A zany black comedy with echoes of Dirty Rotten Scoundrels and Skin Game, Bedniye Rodstvenniki (oots) hones in on a Russian con-job. Shameless slimeball Eduard Edik Letov (Konstantin Khabensky) - clad in an everpresent Hawaiian shirt - puts the sting on alien travelers hoping to connect with their roots, by having local phonies pose as the visitors' long-lost relatives.
Complications abound when Letov attempts to pass off an entire village under the guise of a community wiped out during the Second World War.
The arrival of a group of trouble-causing misfits, among them mobster Barukh (Leonid Kanevsky) - who wishes to bury his mother's remains, only to discover that someone keeps exhuming them - and the lech Simon (Otto Tausig) - a Canadian with an insatiable fetish for his sexy translator - turn Letov's latest scheme into a veritable cat's cradle.

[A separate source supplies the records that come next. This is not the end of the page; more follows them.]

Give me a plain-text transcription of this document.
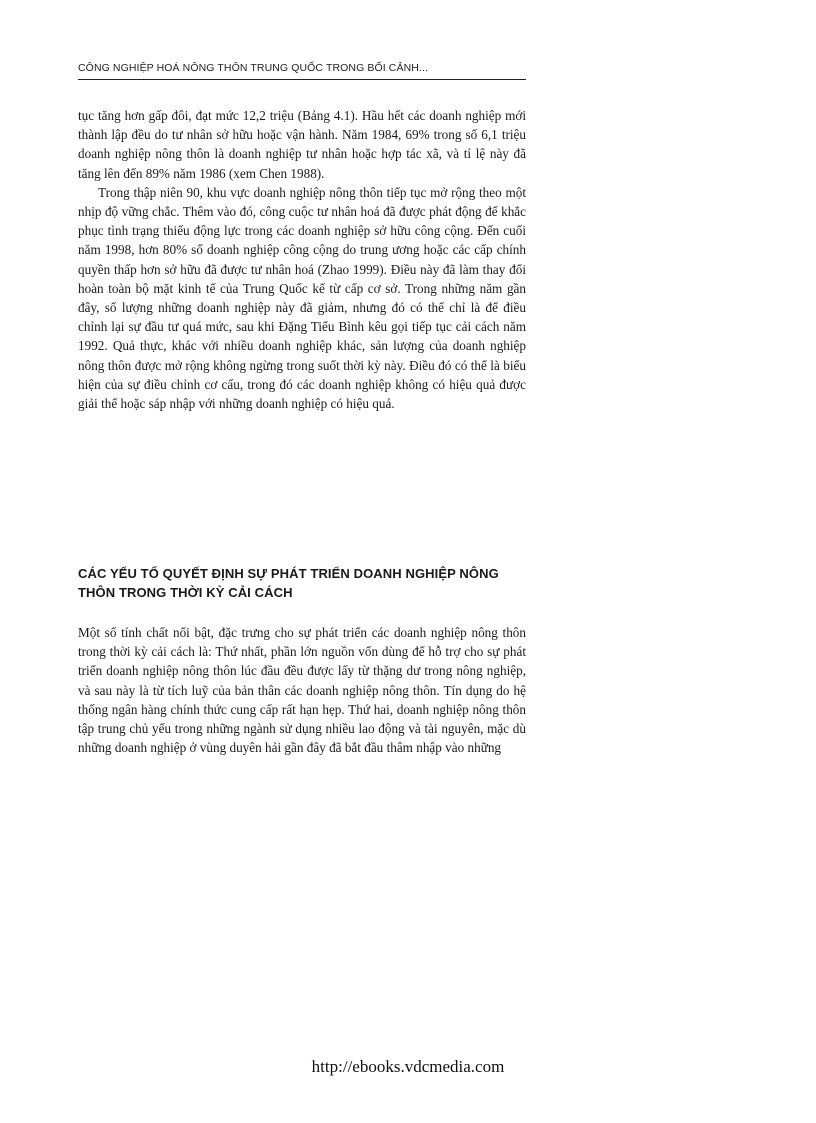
CÔNG NGHIỆP HOÁ NÔNG THÔN TRUNG QUỐC TRONG BỐI CẢNH...

tục tăng hơn gấp đôi, đạt mức 12,2 triệu (Bảng 4.1). Hầu hết các doanh nghiệp mới thành lập đều do tư nhân sở hữu hoặc vận hành. Năm 1984, 69% trong số 6,1 triệu doanh nghiệp nông thôn là doanh nghiệp tư nhân hoặc hợp tác xã, và tỉ lệ này đã tăng lên đến 89% năm 1986 (xem Chen 1988).

Trong thập niên 90, khu vực doanh nghiệp nông thôn tiếp tục mở rộng theo một nhịp độ vững chắc. Thêm vào đó, công cuộc tư nhân hoá đã được phát động để khắc phục tình trạng thiếu động lực trong các doanh nghiệp sở hữu công cộng. Đến cuối năm 1998, hơn 80% số doanh nghiệp công cộng do trung ương hoặc các cấp chính quyền thấp hơn sở hữu đã được tư nhân hoá (Zhao 1999). Điều này đã làm thay đổi hoàn toàn bộ mặt kinh tế của Trung Quốc kể từ cấp cơ sở. Trong những năm gần đây, số lượng những doanh nghiệp này đã giảm, nhưng đó có thể chỉ là để điều chỉnh lại sự đầu tư quá mức, sau khi Đặng Tiểu Bình kêu gọi tiếp tục cải cách năm 1992. Quả thực, khác với nhiều doanh nghiệp khác, sản lượng của doanh nghiệp nông thôn được mở rộng không ngừng trong suốt thời kỳ này. Điều đó có thể là biểu hiện của sự điều chỉnh cơ cấu, trong đó các doanh nghiệp không có hiệu quả được giải thể hoặc sáp nhập với những doanh nghiệp có hiệu quả.

CÁC YẾU TỐ QUYẾT ĐỊNH SỰ PHÁT TRIỂN DOANH NGHIỆP NÔNG THÔN TRONG THỜI KỲ CẢI CÁCH

Một số tính chất nổi bật, đặc trưng cho sự phát triển các doanh nghiệp nông thôn trong thời kỳ cải cách là: Thứ nhất, phần lớn nguồn vốn dùng để hỗ trợ cho sự phát triển doanh nghiệp nông thôn lúc đầu đều được lấy từ thặng dư trong nông nghiệp, và sau này là từ tích luỹ của bản thân các doanh nghiệp nông thôn. Tín dụng do hệ thống ngân hàng chính thức cung cấp rất hạn hẹp. Thứ hai, doanh nghiệp nông thôn tập trung chủ yếu trong những ngành sử dụng nhiều lao động và tài nguyên, mặc dù những doanh nghiệp ở vùng duyên hải gần đây đã bắt đầu thâm nhập vào những

http://ebooks.vdcmedia.com
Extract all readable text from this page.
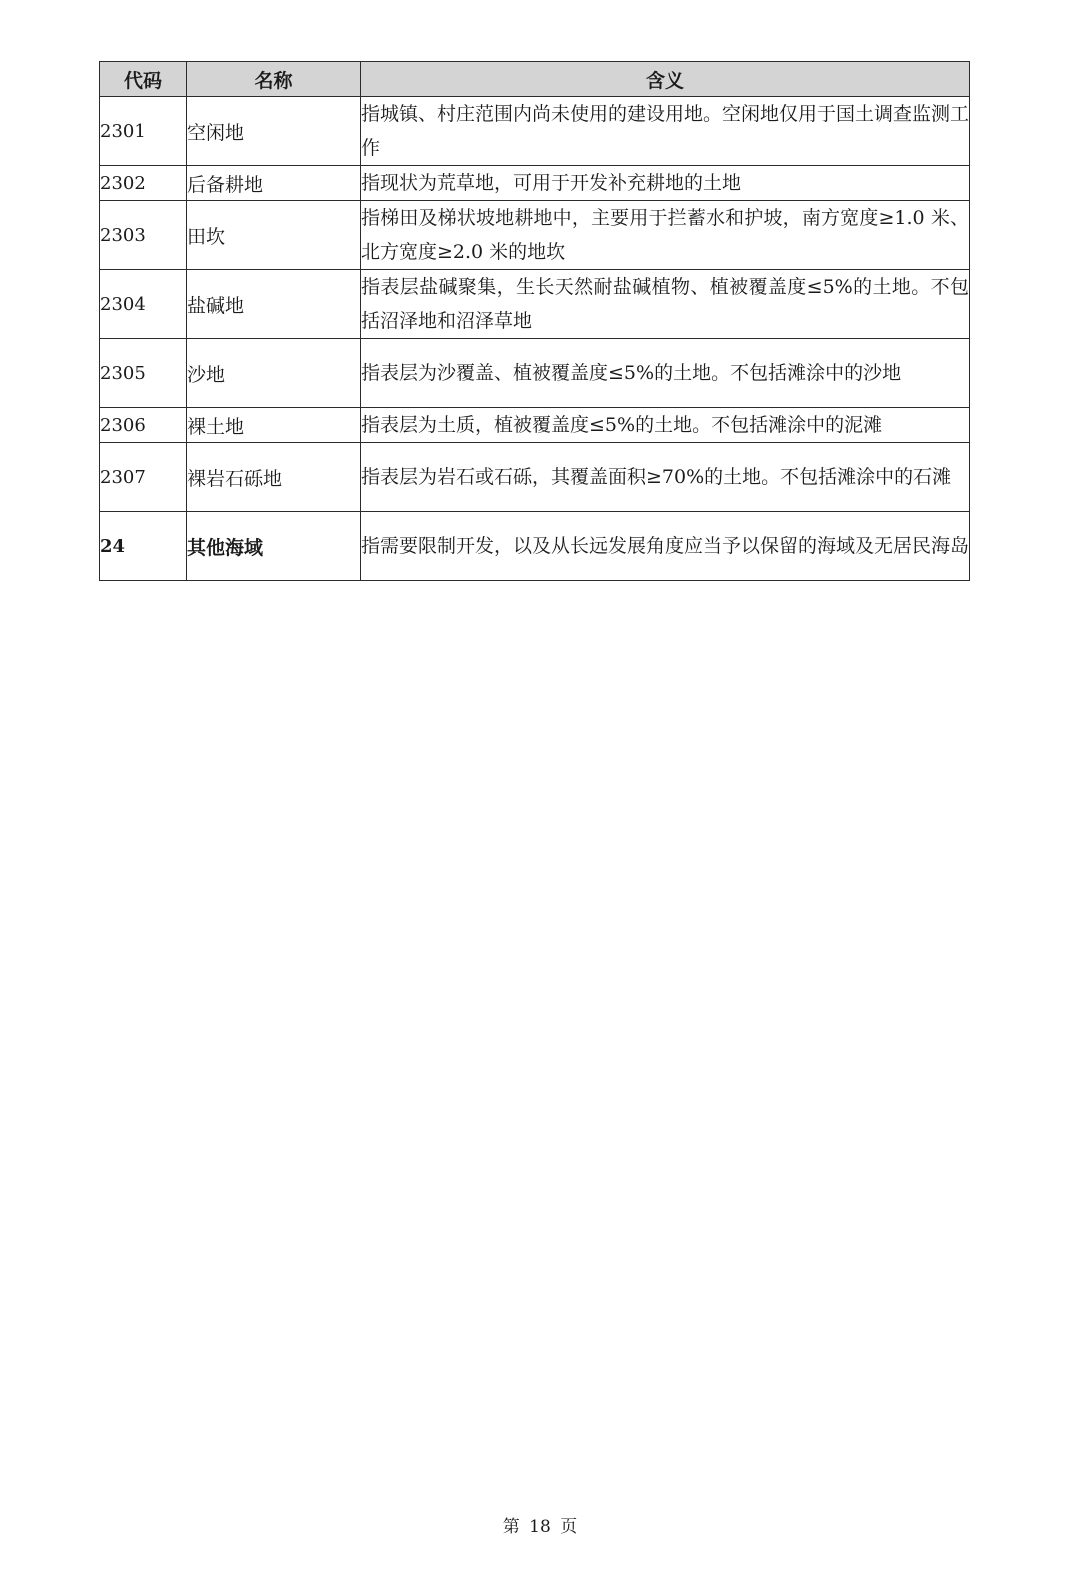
代码	名称	含义
2301	空闲地	指城镇、村庄范围内尚未使用的建设用地。空闲地仅用于国土调查监测工作
2302	后备耕地	指现状为荒草地，可用于开发补充耕地的土地
2303	田坎	指梯田及梯状坡地耕地中，主要用于拦蓄水和护坡，南方宽度≥1.0 米、北方宽度≥2.0 米的地坎
2304	盐碱地	指表层盐碱聚集，生长天然耐盐碱植物、植被覆盖度≤5%的土地。不包括沼泽地和沼泽草地
2305	沙地	指表层为沙覆盖、植被覆盖度≤5%的土地。不包括滩涂中的沙地
2306	裸土地	指表层为土质，植被覆盖度≤5%的土地。不包括滩涂中的泥滩
2307	裸岩石砾地	指表层为岩石或石砾，其覆盖面积≥70%的土地。不包括滩涂中的石滩
24	其他海域	指需要限制开发，以及从长远发展角度应当予以保留的海域及无居民海岛
第 18 页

Screenwriter Gennady Ostrovsky fills his scenario with the most eccentric characters in memory - such as the masseuse certain that his pet carp is a reincarnated cosmonaut - and outrageous plot twists.
Critically acclaimed by reviewers in the States, Bedniye Rodstvenniki debuted in its native Russia in October 2005, and premiered in the United States at the Portland Film Festival, February 2006.